Ein Serum als Grund für "Nationalstolz"

Ungarn verdient am Impfstoff-Export mit.

Die andernorts heftig geführten Diskussionen sind an den Ungarn fast spurlos vorübergegangen: Für sie ist A/H1N1/09, die „Schweinegrippe“, Vergangenheit. 57 Todesopfer hat die Pandemie in unserem östlichen Nachbarland gefordert. Aber die Zahl könnte viel höher sein, hätte der Staat nicht mit Nachdruck eine Impfkampagne geführt. Die „Durchimpfung“ der Bevölkerung beträgt rund 30 Prozent. Das heißt, dass etwa drei der zehn Millionen Magyaren immunisiert sind.

Zu verdanken haben sie das dem 1995 in Budaörs im Westen von Budapest gegründeten Unternehmen Omninvest, das sich auf den Kampf gegen Grippen aller Art spezialisiert hat. Es produziert einen von nur acht A/H1N1/09-Impfstoffen, die in der EU lizenziert wurden. Und davon profitiert Ungarn nicht nur gesundheitlich. Es hat auch „Grund für Nationalstolz“. Die Pharmafirma hat nämlich nach vier Millionen Portionen Impfstoff, die der Staat bestellt hatte, weitere zwei Millionen Dosen produziert. Und diese auf dem Weltmarkt angeboten.

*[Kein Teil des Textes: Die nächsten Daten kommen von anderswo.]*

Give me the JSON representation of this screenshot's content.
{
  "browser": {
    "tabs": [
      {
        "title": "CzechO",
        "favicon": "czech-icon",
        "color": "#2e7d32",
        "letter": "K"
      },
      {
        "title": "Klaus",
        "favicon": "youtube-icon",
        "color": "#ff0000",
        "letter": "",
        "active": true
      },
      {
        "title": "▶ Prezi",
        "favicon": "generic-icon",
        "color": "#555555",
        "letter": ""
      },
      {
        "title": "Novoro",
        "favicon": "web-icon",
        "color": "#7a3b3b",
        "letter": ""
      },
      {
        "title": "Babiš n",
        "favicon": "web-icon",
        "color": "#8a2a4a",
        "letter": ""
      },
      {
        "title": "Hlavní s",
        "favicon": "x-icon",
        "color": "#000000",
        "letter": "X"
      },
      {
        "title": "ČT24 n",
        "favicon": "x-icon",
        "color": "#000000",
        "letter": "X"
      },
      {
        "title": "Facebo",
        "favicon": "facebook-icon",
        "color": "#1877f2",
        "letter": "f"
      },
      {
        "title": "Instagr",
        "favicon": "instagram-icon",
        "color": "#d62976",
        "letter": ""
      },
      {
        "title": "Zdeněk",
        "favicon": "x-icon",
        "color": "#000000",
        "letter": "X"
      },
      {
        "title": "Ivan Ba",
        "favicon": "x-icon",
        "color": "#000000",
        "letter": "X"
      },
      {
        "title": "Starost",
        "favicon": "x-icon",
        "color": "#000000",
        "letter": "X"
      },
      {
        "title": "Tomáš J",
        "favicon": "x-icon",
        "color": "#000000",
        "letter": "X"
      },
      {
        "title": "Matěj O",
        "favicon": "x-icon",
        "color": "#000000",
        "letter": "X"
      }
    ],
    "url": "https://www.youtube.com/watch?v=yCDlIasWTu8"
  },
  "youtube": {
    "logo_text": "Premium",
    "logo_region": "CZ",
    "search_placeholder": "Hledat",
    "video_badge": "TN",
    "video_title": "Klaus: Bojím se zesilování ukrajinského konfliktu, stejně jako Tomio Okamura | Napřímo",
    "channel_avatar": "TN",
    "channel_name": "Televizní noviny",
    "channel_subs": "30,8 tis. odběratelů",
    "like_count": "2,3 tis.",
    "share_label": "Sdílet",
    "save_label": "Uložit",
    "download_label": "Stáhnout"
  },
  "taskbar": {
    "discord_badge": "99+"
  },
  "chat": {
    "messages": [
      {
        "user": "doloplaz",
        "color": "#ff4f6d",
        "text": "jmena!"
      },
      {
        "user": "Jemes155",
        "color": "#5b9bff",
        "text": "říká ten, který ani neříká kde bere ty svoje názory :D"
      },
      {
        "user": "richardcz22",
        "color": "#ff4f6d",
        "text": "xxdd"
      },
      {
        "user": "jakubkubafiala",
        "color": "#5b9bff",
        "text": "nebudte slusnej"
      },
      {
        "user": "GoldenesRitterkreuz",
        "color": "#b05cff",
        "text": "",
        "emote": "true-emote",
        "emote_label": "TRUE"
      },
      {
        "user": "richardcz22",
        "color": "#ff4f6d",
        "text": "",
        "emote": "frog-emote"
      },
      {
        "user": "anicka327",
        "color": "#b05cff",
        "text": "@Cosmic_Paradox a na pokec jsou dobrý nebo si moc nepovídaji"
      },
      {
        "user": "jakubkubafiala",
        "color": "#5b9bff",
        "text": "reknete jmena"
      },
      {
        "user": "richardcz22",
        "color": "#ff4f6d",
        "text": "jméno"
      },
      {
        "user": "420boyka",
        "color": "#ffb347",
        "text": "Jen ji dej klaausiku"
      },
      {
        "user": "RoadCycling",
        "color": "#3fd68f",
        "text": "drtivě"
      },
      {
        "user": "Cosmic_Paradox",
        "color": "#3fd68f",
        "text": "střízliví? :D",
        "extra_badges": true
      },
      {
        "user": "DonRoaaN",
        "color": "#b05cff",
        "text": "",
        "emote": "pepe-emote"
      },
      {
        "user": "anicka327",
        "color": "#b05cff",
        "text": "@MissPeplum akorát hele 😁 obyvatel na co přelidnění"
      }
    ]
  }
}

Exporterlös für den Staat. Soeben hat Omninvest dem „Nationalen Forschungs- und Technologieamt“ NKTH 110 Millionen Forint (etwas mehr als 400.000 Euro) überwiesen. Damit erfüllte man einen Vertrag aus dem Jahr 2006: Omninvest bekam eine Förderung von zwei Milliarden Forint zur Erforschung der „Influenza A“ (zu der die Vogelgrippe ebenso gehörte wie die jetzige Schweinegrippe) und verpflichtete sich, zehn Prozent der daraus resultierenden Einnahmen an den Staat abzuführen.

Die 110 Mio. Forint sind zehn Prozent der Einnahmen für 385.000 Dosen Impfstoff, die im Dezember verkauft worden sind. Das bedeutet, dass pro Dosis durchschnittlich 10,60 Euro kassiert wurden. Der ungarische Staat zahlte nur vier Euro.

Und das war noch zu viel. Eine Diskussion entbrannte ob der Frage, ob der Preis nicht überhöht sei. Der Verband der Arzneimittel-Großhändler hatte behauptet, seine Mitglieder könnten den Impfstoff deutlich billiger ausliefern. Das staatliche „Institut zur Vorratsbewirtschaftung im Gesundheitswesen“ verrechnete als Zusatzkosten für die Auslieferung 450 Forint bei einem Erzeugerpreis von 1050 Forint – der Großhändler Hungaropharma, von Verbandspräsident Ferenc Szabó geleitet, hätte netto 84 Forint verlangt.


Ex-Agenten als Eigentümer? Eine andere Ungereimtheit war Gegenstand heftiger Debatten im Parlamentsausschuss für nationale Sicherheit: die Eigentümerstruktur von Omninvest. Zwei Prozent gehören einem ungarischen Staatsbürger, doch den Rest hält das Offshore-Unternehmen Sumpter Ltd. im zypriotischen Larnaka. Die Opposition wollte, dass der Geheimdienst NBH Licht in die Affäre bringt, musste sich aber mit Zeitungsartikeln bescheiden. Demnach könnten hinter Sumpter zwei pensionierte Agenten der einstigen KP-Staatssicherheit stehen. Einer, Zoltán Kaizinger, hatte laut der Wochenzeitung „Heti Válasz“ in der 1991 von ihm gegründeten Detektei Securintell einen Partner namens Ferenc Zimonyi. So heißt auch der Geschäftsführer von Omninvest.